Reed v. Zoning Hearing Board

31 Pa. Commw. 605 | Pa. Commw. Ct. | 1977

Opinion by

Judge Rogers,

West Deer Township has appealed an order of the Court of Common Pleas of Allegheny County reversing a decision by the township zoning authorities that Mary A. Reed could not place and occupy a mobile home on a lot in the Township’s R-3 zoning district.

In the Spring of 1975, Reed lived in a mobile home on a rented lot in Saxonburg, Pennsylvania. She owned a vacant lot in West Deer Township. She was required to leave the rented site and decided to move her mobile home to the West Deer Township lot. The township zoning officer denied her application to place the mobile home on her lot and the Zoning Hearing Board affirmed. Reed appealed. The court below heard additional evidence and reversed the Zoning Hearing Board’s affirmance of the zoning officer’s denial of a permit. The court below held that the placement and occupation of a mobile home as a single-family dwelling was permitted in West Deer Township’s R-3 zoning district.

Our review is to determine whether the lower court abused its discretion or committed an error of law. *607Ephross v. Zoning Hearing Board, 25 Pa. Commonwealth Ct. 140, 359 A.2d 182 (1976).

Section 702 of the West Deer Township zoning ordinance permits the use of land in the R-3 district for “Single-family detached dwellings.” Section 401 defines a single-family dwelling as “[a] building designed for or occupied exclusively as a residence for only one family.” A building is defined in the same Section as “ [a] nything constructed or erected with a fixed location on the ground that has a roof supported by columns or walls.” It is too plain for argument to the contrary that Reed’s mobile home is a single-family dwelling as so defined.

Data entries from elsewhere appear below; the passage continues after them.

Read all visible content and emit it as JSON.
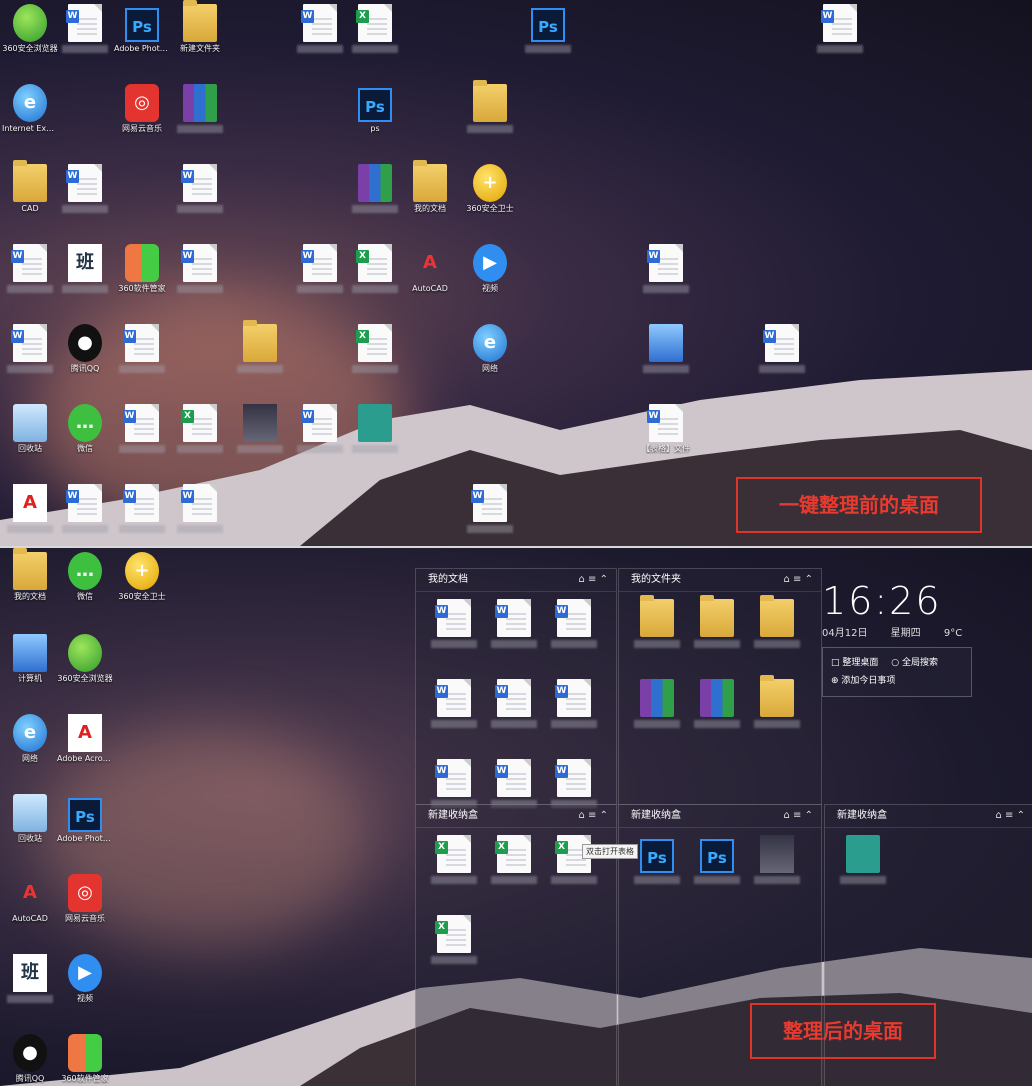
{
  "top_caption": "一键整理前的桌面",
  "bottom_caption": "整理后的桌面",
  "accent_color": "#e0342a",
  "top_icons": [
    {
      "type": "round-green",
      "label": "360安全浏览器"
    },
    {
      "type": "doc-w",
      "label": ""
    },
    {
      "type": "ps",
      "label": "Adobe Photosh..."
    },
    {
      "type": "folder-zip",
      "label": "新建文件夹"
    },
    {
      "type": "doc-w",
      "label": ""
    },
    {
      "type": "doc-x",
      "label": ""
    },
    {
      "type": "ps",
      "label": ""
    },
    {
      "type": "doc-w",
      "label": ""
    },
    {
      "type": "ie",
      "label": "Internet Explorer"
    },
    {
      "type": "netease",
      "label": "网易云音乐"
    },
    {
      "type": "rar",
      "label": ""
    },
    {
      "type": "ps",
      "label": "ps"
    },
    {
      "type": "folder",
      "label": ""
    },
    {
      "type": "folder",
      "label": "CAD"
    },
    {
      "type": "doc-w",
      "label": ""
    },
    {
      "type": "doc-w",
      "label": ""
    },
    {
      "type": "rar",
      "label": ""
    },
    {
      "type": "folder",
      "label": "我的文档"
    },
    {
      "type": "round-yellow",
      "label": "360安全卫士"
    },
    {
      "type": "doc-w",
      "label": ""
    },
    {
      "type": "ban",
      "label": ""
    },
    {
      "type": "apps",
      "label": "360软件管家"
    },
    {
      "type": "doc-w",
      "label": ""
    },
    {
      "type": "doc-w",
      "label": ""
    },
    {
      "type": "doc-x",
      "label": ""
    },
    {
      "type": "autocad",
      "label": "AutoCAD"
    },
    {
      "type": "video",
      "label": "视频"
    },
    {
      "type": "doc-w",
      "label": ""
    },
    {
      "type": "doc-w",
      "label": ""
    },
    {
      "type": "qq",
      "label": "腾讯QQ"
    },
    {
      "type": "doc-w",
      "label": ""
    },
    {
      "type": "folder",
      "label": ""
    },
    {
      "type": "doc-x",
      "label": ""
    },
    {
      "type": "globe",
      "label": "网络"
    },
    {
      "type": "pc",
      "label": ""
    },
    {
      "type": "doc-w",
      "label": ""
    },
    {
      "type": "bin",
      "label": "回收站"
    },
    {
      "type": "wechat",
      "label": "微信"
    },
    {
      "type": "doc-w",
      "label": ""
    },
    {
      "type": "doc-x",
      "label": ""
    },
    {
      "type": "img",
      "label": ""
    },
    {
      "type": "doc-w",
      "label": ""
    },
    {
      "type": "money",
      "label": ""
    },
    {
      "type": "doc-w",
      "label": "【表格】文件"
    },
    {
      "type": "pdf",
      "label": ""
    },
    {
      "type": "doc-w",
      "label": ""
    },
    {
      "type": "doc-w",
      "label": ""
    },
    {
      "type": "doc-w",
      "label": ""
    },
    {
      "type": "doc-w",
      "label": ""
    }
  ],
  "left_column": [
    {
      "type": "folder",
      "label": "我的文档"
    },
    {
      "type": "wechat",
      "label": "微信"
    },
    {
      "type": "round-yellow",
      "label": "360安全卫士"
    },
    {
      "type": "pc",
      "label": "计算机"
    },
    {
      "type": "round-green",
      "label": "360安全浏览器"
    },
    {
      "type": "globe",
      "label": "网络"
    },
    {
      "type": "pdf",
      "label": "Adobe Acrobat"
    },
    {
      "type": "bin",
      "label": "回收站"
    },
    {
      "type": "ps",
      "label": "Adobe Photoshop"
    },
    {
      "type": "autocad",
      "label": "AutoCAD"
    },
    {
      "type": "netease",
      "label": "网易云音乐"
    },
    {
      "type": "ban",
      "label": ""
    },
    {
      "type": "video",
      "label": "视频"
    },
    {
      "type": "qq",
      "label": "腾讯QQ"
    },
    {
      "type": "apps",
      "label": "360软件管家"
    }
  ],
  "fences": [
    {
      "title": "我的文档",
      "items": [
        "doc-w",
        "doc-w",
        "doc-w",
        "doc-w",
        "doc-w",
        "doc-w",
        "doc-w",
        "doc-w",
        "doc-w"
      ]
    },
    {
      "title": "我的文件夹",
      "items": [
        "folder-zip",
        "folder",
        "folder",
        "rar",
        "rar",
        "folder"
      ]
    },
    {
      "title": "新建收纳盒",
      "items": [
        "doc-x",
        "doc-x",
        "doc-x",
        "doc-x"
      ]
    },
    {
      "title": "新建收纳盒",
      "items": [
        "ps",
        "ps",
        "img"
      ]
    },
    {
      "title": "新建收纳盒",
      "items": [
        "money"
      ]
    }
  ],
  "tooltip": "双击打开表格",
  "clock": {
    "time": "16:26",
    "date": "04月12日",
    "weekday": "星期四",
    "temp": "9°C",
    "action1": "整理桌面",
    "action2": "全局搜索",
    "action3": "添加今日事项"
  }
}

Section 401 of West Deer’s zoning ordinance includes a definition of a mobile home, as follows:

A portable dwelling unit designed and built to be towed on its own chassis, connected to utilities and occupied on a year-round basis. The unit may contain parts that collapse, fold, telescope or otherwise permit continued mobility; however, these characteristics shall not categorize it as a sectional or modular home.
Two portable units designed and built to be towed on their own separate chassis and permanently combined on site to form a single immobile dwelling unit shall be regarded as a single-family detached dwelling.

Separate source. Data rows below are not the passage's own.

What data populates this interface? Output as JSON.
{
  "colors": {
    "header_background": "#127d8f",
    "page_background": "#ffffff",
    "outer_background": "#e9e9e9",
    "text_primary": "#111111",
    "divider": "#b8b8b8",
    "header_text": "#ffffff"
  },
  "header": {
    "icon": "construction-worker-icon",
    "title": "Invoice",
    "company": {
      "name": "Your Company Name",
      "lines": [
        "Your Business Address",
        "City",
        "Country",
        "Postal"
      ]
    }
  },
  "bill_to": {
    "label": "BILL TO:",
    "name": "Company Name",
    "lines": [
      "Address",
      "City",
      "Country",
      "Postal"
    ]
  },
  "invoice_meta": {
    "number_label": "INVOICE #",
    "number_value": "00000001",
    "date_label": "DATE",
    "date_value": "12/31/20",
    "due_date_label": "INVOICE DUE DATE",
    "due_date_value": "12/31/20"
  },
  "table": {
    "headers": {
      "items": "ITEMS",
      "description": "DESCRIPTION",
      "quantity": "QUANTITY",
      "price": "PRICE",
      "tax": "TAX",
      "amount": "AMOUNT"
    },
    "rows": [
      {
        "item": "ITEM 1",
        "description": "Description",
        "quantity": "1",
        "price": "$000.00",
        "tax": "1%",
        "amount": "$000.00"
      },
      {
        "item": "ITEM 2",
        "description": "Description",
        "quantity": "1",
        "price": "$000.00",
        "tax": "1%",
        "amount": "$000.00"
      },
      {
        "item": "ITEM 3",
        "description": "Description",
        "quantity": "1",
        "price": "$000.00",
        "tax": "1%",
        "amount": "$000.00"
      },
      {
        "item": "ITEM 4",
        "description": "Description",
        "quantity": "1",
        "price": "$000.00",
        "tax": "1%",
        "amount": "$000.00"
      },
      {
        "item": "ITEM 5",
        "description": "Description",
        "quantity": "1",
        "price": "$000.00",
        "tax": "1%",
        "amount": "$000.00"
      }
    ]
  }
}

The Township says that under this definition a single mobile home cannot be a single-family detached dwelling. It says that the proper reading of the second paragraph of the definition should be: “Two portable units designed and built to be . . . permanently combined on site to form a single immobile dwelling unit . . . .” and contends that unless a mobile home is one specially designed for permanent placement it cannot be a single-family dwelling. One difficulty with this *608argument is that the second paragraph deals with two portable units, and this case is about one portable unit, which is the subject of the first paragraph of the definition of a mobile home. The first paragraph does not provide that a portable unit shall not be considered a single-family dwelling; it says that certain described characteristics shall not make it a sectional or modular home. Sectional or modular homes are not defined in the ordinance or the subject of regulation therein. Restrictions imposed by zoning ordinances must be strictly construed; they may not be construed so as to restrict the use of land by implication. Fidler v. Zoning Board of Adjustment, 408 Pa. 260, 182 A.2d 692 (1962). The Township here asks us to infer from Section 401’s definition of a mobile home that a mobile home cannot be a single-family dwelling. Even if we were able to find support for such an inference in the definition, we could not have it prevail over a definition of a single-family dwelling clearly including a mobile home.

The Township also argues that the lower court abused its discretion in finding that Reed intended permanently to affix her mobile home to her lot in West Deer Township. In her application to the Township Reed stated that she intended to place the home on a permanent foundation. In her court testimony she stated her intention to place the home on a cement foundation and to add a porch, awnings and skirting. The court had more than ample evidence supporting its finding.

The Township’s argument that it should have prevailed in this case because Reed unlawfully placed her mobile home on her lot while her appeal from the denial of her application was pending in the court below is without merit. The Township’s remedy for Reed’s apparently unlawful action was to ask for equitable relief or to charge Reed with a violation of its ordi*609nance in summary proceedings. This case concerns only the legal propriety of the zoning officer’s decision that the ordinance required him to refuse Reed’s application.

We affirm the order below.

Judge Kramer did not participate in the decision in this case. See Pa. R.A.P. 3102(d).

Order

And Now, this 15th day of September, 1977, the order of the Court of Common Pleas of Allegheny County in the above-captioned matter, dated July 29, 1976, is hereby affirmed.